The Social Dilemma Review
September 30, 2020
“If you’re not paying for the product, you are the product.”
At an age where misinformation spreads faster than wildfire, where social media has become the battlefield for political debates and a tool for comparison among each other, “The Social Dilemma” becomes not just a documentary but a warning, as well as a call to action.
Directed by Jeff Orlowski (Frame by Frame, Chasing Coral) and written alongside Vickie Curtis and Davis Coombe, “The Social Dilemma” presents the dark side of social media, an issue that has become more and more pressing in the last decade, through eerie visuals, ominous music, and haunting commentary. The documentary was first released on January 26, 2020, at the Sundance festival, and was added to Netflix’s vast library of titles on September 9.

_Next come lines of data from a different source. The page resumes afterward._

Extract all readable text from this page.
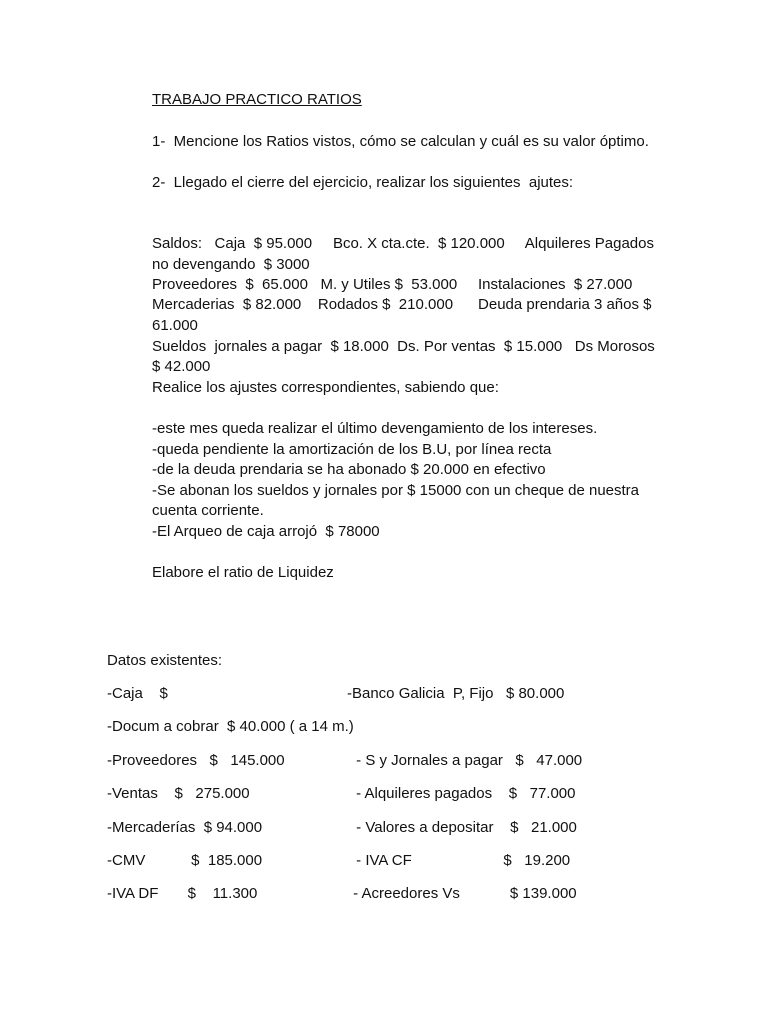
TRABAJO PRACTICO RATIOS
1-  Mencione los Ratios vistos, cómo se calculan y cuál es su valor óptimo.
2-  Llegado el cierre del ejercicio, realizar los siguientes  ajutes:
Saldos:   Caja  $ 95.000     Bco. X cta.cte.  $ 120.000     Alquileres Pagados
no devengando  $ 3000
Proveedores  $  65.000   M. y Utiles $  53.000     Instalaciones  $ 27.000
Mercaderias  $ 82.000    Rodados $  210.000      Deuda prendaria 3 años $
61.000
Sueldos  jornales a pagar  $ 18.000  Ds. Por ventas  $ 15.000   Ds Morosos
$ 42.000
Realice los ajustes correspondientes, sabiendo que:
-este mes queda realizar el último devengamiento de los intereses.
-queda pendiente la amortización de los B.U, por línea recta
-de la deuda prendaria se ha abonado $ 20.000 en efectivo
-Se abonan los sueldos y jornales por $ 15000 con un cheque de nuestra
cuenta corriente.
-El Arqueo de caja arrojó  $ 78000
Elabore el ratio de Liquidez
Datos existentes:
-Caja    $	-Banco Galicia  P, Fijo   $ 80.000
-Docum a cobrar  $ 40.000 ( a 14 m.)
-Proveedores   $   145.000	- S y Jornales a pagar   $   47.000
-Ventas    $   275.000	- Alquileres pagados    $   77.000
-Mercaderías  $ 94.000	- Valores a depositar    $   21.000
-CMV           $  185.000	- IVA CF                      $   19.200
-IVA DF       $    11.300	- Acreedores Vs            $ 139.000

The documentary offers an in-depth look and fresh perspective on the perils of social media from tech workers and former Google, Facebook, Pinterest, and Instagram employees including Tristan Harris, Jaron Lanier, and Tim Kendall. They share, through various interviews, the way social media has shifted from being a tool and means to connect society to a device with its own agenda.
As a documentary, “The Social Dilemma” is an informative piece of cinema. It is both compelling and engaging, and challenges viewers to stop falling under social media’s spell while they still can. It is a fun, intriguing, and relatively short watch, lasting an hour and a half. Unlike the apps it criticizes, the film does not waste the viewer’s time and goes straight to the point.
While the dramatization and acting can be a bit flakey or cringe-worthy at times, the information presented is not. Social media’s sole goal, as Harris puts it, is to sell our attention to advertisers and influencers. Instagram and Twitter may be free, but they make money depending on how much time they take away from us. Developers design the apps to be appealing to get users to spend as much time on the app as possible. The problems of social media are not the algorithm’s fault, but ours. Social media has taken control over society, and both companies and users have the responsibility to shift the power once again before it is too late. Whether you agree or disagree that social media is controlling us as individuals and a society, “The Social Dilemma” is a documentary worth watching and taking notes from.